A cet effet, M. Klassou a  repris pour son compte, une citation du  11e Président de la Banque mondiale, Robert Bruce ZOELLICK, qui disait que : « la corruption achète l’impunité, élimine toute condition d’égalité, étouffe la concurrence, encourage les conflits, bloque les transformations économiques et paralyse la croissance » . A cet égard, il s’est réjoui de la décision les Chefs d’Etat et de gouvernement de l’Union Africaine de définir des stratégies communes pour : « remporter la lutte contre la corruption, une voie durable vers la transformation de l’Afrique ».

De l’avis de M. Klassou, « l’éradication de la corruption, qui incombe nécessairement à tous les citoyens, permet à un pays de se développer socialement et économiquement. Aussi, la lutte contre la corruption doit-elle être tout aussi collégiale, conséquente, structurante et efficiente ». Il a rappelé que dans cette dynamique, le Togo a signé la Convention des Nations Unies contre ce fléau, celle de l’Union Africaine et le Protocole de la CEDEAO contre la corruption. Tout ceci marque sa pleine adhésion à l’effort de la communauté internationale en vue d’enrayer ce mal. Il a fait savoir que les plus hautes autorités du pays ont pris  conscience qu’un milieu d’affaires transparent et ouvert est la pierre angulaire d’une démocratie solide. C’est pourquoi, le Chef de l’Etat, dans son message à la nation en janvier 2016, a, de justesse, rappelé que « la lutte que nous avons entamée contre la corruption doit être intensifiée avec méthode et détermination ».

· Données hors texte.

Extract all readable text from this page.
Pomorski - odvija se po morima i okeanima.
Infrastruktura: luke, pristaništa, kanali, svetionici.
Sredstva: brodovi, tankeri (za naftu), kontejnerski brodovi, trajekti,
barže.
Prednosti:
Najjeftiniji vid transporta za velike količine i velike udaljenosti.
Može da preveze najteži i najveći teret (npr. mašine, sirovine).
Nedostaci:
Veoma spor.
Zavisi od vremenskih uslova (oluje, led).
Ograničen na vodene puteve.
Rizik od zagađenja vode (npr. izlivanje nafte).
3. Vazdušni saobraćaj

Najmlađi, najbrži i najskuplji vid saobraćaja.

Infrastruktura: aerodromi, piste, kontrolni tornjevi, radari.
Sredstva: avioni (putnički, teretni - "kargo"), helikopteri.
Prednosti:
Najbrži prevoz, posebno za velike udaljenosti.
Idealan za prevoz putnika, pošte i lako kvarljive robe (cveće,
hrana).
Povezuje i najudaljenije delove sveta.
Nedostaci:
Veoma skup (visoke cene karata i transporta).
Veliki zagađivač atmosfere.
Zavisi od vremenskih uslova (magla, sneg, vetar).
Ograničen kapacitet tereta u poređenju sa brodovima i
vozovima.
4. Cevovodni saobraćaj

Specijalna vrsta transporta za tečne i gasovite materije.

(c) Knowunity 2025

D’ores et déjà le pays peut s’appuyer sur  un  dispositif légal et réglementaire  mis en place  pour   mener cette lutte à savoir la création de l’Inspection Générale des Finances, de la mise en place de la Cour des comptes et d’un nouveau cadre de passation de marchés publics entièrement conforme aux normes internationales, du Centre National de Traitement des informations Financières (CENTIF) de l’Initiative pour la Transparence dans les Industries Extractives (ITIE) et de l’adhésion du Togo au Mécanisme Africain d’Evaluation par les Pairs (MAEP).